Platforms Not Designed for Children
At the end of the day, these platforms weren't designed for children, and the skills required to fluently navigate these worlds are ones that most kids simply don't possess: self-restraint, savviness about marketing techniques, sophisticated social skills, an understanding of audience, media literacy skills, and time management skills. According to a great article in Psychology Today (Why Social Media is Not Smart for Middle School Kids), here are a few things to think about before you turn over a smartphone to your eager child.
- Delay, Delay, Delay! If at all possible, I think you wait until the end of middle school to give your child access to social media. The longer you delay, the more time your child will have to grow, develop their "IRL" social skills, and mature so they can better navigate the online worlds. This will also give your child a chance to build strong authentic friendships and know what those should look and feel like. It will also help save YOU a lot of time from having to clean up/manage the "digital drama" that is the inevitable result of kiddos who are in over their social-heads. And, if you work as a team with the parents of their friends, they won't be able to use the "but I am the ONLY ONE" argument.

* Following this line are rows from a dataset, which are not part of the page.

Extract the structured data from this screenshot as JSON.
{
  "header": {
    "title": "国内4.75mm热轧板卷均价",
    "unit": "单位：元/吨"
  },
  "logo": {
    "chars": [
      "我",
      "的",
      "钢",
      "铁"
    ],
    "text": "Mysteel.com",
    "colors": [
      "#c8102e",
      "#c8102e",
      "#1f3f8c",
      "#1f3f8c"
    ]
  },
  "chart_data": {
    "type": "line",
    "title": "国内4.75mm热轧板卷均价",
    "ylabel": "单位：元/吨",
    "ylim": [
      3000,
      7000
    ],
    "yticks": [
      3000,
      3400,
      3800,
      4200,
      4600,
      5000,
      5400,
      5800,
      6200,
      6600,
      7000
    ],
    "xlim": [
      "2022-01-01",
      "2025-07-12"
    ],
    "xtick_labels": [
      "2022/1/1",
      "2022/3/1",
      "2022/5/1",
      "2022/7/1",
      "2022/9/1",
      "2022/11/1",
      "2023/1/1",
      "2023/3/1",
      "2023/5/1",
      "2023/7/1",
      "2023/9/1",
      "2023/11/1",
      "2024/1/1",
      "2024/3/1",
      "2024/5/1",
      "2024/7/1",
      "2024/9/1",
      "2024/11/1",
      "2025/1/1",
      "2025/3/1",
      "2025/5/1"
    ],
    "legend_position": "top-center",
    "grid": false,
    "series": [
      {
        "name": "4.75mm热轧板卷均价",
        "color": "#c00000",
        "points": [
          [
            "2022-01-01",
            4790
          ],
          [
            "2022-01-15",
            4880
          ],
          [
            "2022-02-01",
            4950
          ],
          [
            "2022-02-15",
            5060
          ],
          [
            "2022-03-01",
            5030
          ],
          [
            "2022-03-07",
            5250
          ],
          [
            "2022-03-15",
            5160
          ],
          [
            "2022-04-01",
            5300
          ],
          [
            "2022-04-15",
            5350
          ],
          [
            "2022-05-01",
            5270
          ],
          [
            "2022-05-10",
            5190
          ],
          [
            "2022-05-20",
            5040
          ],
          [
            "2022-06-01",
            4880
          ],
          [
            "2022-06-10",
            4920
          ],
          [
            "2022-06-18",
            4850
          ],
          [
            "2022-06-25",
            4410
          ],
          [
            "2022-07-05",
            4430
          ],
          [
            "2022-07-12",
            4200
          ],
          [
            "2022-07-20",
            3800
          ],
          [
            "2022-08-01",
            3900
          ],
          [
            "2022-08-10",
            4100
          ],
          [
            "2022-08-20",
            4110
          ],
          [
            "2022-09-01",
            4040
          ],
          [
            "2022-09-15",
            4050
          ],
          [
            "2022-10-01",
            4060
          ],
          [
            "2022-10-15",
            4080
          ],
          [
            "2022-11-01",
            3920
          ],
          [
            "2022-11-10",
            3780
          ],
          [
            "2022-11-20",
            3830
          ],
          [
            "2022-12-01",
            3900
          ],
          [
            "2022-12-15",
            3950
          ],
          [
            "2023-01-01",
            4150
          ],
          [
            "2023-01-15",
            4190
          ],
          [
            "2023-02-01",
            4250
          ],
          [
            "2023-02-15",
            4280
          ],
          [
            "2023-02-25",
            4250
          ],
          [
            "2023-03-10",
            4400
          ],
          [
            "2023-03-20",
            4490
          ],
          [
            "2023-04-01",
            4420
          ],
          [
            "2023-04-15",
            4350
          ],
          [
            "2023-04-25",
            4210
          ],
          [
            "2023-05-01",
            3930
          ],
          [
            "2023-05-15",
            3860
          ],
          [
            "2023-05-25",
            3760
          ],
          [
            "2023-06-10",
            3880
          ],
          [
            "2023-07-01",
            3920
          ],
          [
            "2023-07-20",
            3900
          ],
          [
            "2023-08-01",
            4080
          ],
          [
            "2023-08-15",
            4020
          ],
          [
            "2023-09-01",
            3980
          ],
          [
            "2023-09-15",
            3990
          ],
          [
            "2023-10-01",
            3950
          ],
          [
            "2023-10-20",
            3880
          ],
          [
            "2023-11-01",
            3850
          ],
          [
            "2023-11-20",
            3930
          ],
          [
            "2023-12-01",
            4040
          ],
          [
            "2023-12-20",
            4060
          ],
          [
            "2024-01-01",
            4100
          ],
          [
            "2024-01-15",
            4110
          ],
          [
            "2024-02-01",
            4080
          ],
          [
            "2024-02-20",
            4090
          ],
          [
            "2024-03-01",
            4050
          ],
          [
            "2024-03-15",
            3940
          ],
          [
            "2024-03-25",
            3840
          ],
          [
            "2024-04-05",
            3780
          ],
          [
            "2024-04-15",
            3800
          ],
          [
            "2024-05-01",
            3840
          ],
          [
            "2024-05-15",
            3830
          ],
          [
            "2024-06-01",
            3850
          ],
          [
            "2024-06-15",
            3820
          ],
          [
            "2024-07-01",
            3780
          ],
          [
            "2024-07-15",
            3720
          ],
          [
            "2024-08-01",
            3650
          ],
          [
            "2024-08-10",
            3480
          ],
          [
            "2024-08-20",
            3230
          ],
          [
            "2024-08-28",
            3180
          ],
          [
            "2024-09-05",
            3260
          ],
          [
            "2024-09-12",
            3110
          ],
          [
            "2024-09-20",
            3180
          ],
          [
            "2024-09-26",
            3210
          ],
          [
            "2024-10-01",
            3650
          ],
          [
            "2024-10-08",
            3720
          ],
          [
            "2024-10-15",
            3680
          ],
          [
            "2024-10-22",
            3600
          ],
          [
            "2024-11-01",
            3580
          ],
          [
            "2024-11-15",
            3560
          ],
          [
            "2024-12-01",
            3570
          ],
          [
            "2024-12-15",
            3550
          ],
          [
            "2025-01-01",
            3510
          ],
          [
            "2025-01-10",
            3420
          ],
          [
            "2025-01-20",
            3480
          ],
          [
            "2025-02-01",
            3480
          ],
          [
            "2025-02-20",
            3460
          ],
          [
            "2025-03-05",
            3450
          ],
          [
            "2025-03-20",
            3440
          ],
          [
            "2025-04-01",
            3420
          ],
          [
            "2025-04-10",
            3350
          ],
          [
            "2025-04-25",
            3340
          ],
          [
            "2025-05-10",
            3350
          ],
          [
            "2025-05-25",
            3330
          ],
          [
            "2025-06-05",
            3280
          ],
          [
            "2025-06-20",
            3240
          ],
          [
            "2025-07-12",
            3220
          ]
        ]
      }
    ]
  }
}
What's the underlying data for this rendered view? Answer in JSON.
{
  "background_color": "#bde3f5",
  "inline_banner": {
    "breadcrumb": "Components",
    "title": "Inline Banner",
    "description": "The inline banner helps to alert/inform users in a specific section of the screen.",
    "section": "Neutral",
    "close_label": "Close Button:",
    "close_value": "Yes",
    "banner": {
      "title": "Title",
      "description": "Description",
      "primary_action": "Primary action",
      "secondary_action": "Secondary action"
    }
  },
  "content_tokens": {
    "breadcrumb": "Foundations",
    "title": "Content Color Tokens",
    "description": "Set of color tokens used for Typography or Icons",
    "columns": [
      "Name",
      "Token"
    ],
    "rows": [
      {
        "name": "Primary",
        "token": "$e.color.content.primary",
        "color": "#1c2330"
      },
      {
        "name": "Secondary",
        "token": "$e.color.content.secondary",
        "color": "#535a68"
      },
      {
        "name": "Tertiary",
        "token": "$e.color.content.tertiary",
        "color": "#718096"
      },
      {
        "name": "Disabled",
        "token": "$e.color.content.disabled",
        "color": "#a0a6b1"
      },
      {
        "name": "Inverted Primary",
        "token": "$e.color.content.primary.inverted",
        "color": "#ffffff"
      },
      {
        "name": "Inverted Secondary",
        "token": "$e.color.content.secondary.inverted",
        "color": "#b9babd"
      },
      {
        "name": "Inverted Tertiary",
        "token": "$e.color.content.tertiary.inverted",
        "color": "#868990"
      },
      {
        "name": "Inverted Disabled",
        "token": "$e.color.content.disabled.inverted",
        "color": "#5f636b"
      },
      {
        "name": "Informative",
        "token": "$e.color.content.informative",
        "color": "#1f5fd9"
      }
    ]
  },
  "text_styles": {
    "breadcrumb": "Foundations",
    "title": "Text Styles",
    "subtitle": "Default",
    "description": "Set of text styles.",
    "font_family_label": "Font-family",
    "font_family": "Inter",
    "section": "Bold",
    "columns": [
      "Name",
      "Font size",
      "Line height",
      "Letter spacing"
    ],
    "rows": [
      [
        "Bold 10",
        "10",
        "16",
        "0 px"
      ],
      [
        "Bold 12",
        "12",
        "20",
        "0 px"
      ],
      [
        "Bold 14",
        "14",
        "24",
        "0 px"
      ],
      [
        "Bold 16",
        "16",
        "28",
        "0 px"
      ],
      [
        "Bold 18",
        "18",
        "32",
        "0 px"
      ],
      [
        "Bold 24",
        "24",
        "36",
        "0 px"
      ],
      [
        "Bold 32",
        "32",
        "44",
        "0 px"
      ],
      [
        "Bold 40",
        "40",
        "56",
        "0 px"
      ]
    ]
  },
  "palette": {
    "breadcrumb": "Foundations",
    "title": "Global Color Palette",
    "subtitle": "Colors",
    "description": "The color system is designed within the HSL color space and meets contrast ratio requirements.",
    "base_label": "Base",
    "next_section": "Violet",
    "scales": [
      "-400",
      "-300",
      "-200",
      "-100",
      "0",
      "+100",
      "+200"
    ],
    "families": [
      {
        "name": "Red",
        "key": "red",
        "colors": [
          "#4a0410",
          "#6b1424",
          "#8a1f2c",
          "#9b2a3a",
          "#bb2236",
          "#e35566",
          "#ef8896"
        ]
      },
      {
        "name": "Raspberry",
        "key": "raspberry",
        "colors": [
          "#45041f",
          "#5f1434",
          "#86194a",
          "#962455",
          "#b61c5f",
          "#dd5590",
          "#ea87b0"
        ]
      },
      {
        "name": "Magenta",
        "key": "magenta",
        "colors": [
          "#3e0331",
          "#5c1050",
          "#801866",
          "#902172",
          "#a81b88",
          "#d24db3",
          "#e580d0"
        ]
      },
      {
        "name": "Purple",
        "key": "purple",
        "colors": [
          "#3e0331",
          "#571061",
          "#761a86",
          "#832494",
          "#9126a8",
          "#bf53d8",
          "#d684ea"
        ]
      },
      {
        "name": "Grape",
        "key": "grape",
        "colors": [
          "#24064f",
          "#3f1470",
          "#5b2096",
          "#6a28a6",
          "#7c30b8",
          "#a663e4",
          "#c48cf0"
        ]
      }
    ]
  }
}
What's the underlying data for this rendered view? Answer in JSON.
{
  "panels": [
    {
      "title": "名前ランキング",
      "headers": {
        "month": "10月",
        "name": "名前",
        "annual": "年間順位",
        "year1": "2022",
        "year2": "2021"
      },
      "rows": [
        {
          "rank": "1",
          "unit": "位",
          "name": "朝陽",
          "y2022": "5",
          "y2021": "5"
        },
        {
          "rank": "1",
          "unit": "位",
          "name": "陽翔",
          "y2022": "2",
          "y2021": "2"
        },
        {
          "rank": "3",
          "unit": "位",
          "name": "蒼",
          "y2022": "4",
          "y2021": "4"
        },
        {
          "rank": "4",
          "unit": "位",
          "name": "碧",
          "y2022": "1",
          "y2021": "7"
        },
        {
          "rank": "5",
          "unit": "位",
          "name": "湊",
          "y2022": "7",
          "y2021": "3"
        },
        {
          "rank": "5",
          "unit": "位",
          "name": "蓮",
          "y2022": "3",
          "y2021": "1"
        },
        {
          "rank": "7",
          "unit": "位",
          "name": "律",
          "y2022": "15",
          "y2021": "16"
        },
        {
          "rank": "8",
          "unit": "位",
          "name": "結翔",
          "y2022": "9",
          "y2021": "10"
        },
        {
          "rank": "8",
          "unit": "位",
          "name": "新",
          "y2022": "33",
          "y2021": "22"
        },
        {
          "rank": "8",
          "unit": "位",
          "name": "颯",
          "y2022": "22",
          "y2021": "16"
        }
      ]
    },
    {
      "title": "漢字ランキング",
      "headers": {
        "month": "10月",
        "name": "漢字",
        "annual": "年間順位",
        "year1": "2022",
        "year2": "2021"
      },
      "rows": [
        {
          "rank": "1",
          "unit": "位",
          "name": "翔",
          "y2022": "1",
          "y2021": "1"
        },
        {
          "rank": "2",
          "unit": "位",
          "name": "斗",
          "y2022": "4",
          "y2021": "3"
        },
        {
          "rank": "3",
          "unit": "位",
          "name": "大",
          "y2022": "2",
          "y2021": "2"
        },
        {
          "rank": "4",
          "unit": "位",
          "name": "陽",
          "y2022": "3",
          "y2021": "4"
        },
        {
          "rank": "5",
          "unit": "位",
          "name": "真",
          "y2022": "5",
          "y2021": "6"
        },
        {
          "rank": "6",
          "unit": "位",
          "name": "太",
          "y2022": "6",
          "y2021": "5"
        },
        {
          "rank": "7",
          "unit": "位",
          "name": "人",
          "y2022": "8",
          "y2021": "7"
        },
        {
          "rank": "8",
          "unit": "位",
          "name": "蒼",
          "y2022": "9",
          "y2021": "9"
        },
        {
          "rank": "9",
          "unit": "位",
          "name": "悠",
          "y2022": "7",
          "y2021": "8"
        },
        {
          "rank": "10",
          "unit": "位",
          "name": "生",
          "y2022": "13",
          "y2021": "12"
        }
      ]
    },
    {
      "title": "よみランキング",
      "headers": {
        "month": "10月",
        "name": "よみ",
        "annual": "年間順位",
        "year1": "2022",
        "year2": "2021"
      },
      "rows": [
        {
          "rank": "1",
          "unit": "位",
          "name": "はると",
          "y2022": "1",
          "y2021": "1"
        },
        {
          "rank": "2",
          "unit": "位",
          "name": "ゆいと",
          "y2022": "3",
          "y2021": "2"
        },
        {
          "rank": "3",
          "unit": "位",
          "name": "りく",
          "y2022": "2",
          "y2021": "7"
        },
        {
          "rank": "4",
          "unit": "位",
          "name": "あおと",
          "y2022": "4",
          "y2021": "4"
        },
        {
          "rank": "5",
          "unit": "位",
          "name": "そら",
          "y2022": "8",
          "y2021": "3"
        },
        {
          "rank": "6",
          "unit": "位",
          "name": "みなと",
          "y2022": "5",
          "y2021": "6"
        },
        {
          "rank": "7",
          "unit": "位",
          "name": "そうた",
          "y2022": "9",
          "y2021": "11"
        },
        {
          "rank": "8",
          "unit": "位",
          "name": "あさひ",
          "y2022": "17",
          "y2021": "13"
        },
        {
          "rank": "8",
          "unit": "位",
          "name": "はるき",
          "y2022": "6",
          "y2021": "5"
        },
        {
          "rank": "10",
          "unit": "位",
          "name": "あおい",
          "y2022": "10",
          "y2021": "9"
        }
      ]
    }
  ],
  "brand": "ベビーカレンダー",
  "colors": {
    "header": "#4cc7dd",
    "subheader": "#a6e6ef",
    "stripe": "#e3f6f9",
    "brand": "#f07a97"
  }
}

- Follow Them (and make sure they are not using a "fake-just-for-the-parents account" in addition to their real one). If you decide your child is ready to be on social media, you need to be very present in their digital lives, helping them make decisions, take issues offline, and make appropriate choices about when/what to post. There's nothing private about online postings, so your child should know it will definitely not be private to you!
- Family Accounts: One way to ease into social media in a more supervised way is by having family accounts. This allows the opportunity for you to model really positive online interactions and open up dialogue about how/what you decide to post, all within the confines of a smaller, safer network of friends and family.
- Limit Time on Devices: We all know how much time we can manage to suck away on social media; it is a rabbit hole with no end :). So, as with all screen time, keep a close eye on the clock. Screen addiction is a real thing, and the average teen apparently spends about nine hours a day on social media (although the # is surprisingly just as high for us old folks!). Some suggest that kids check one time a day a few times a week…nothing more.
- Keep Their Real Social Lives Full. Children love collecting things, and on social media, the danger is that they simply collect friends (strangers, acquaintances, etc.) and likes for social status. So instead, have them collect real moments with real people in their real lives.
- Put Away the Devices: And last but not least, model a healthy relationship with technology and social media yourself. You'll be your child's best mentor for how to live a full and balanced life in a world of fast-paced-distractions.
As the article says, "Like trying to make clothes fit that are way too big, kids will use social media inappropriately until they are older and it fits them better," so let's try to put those devices away for as long as possible and enjoy childhood!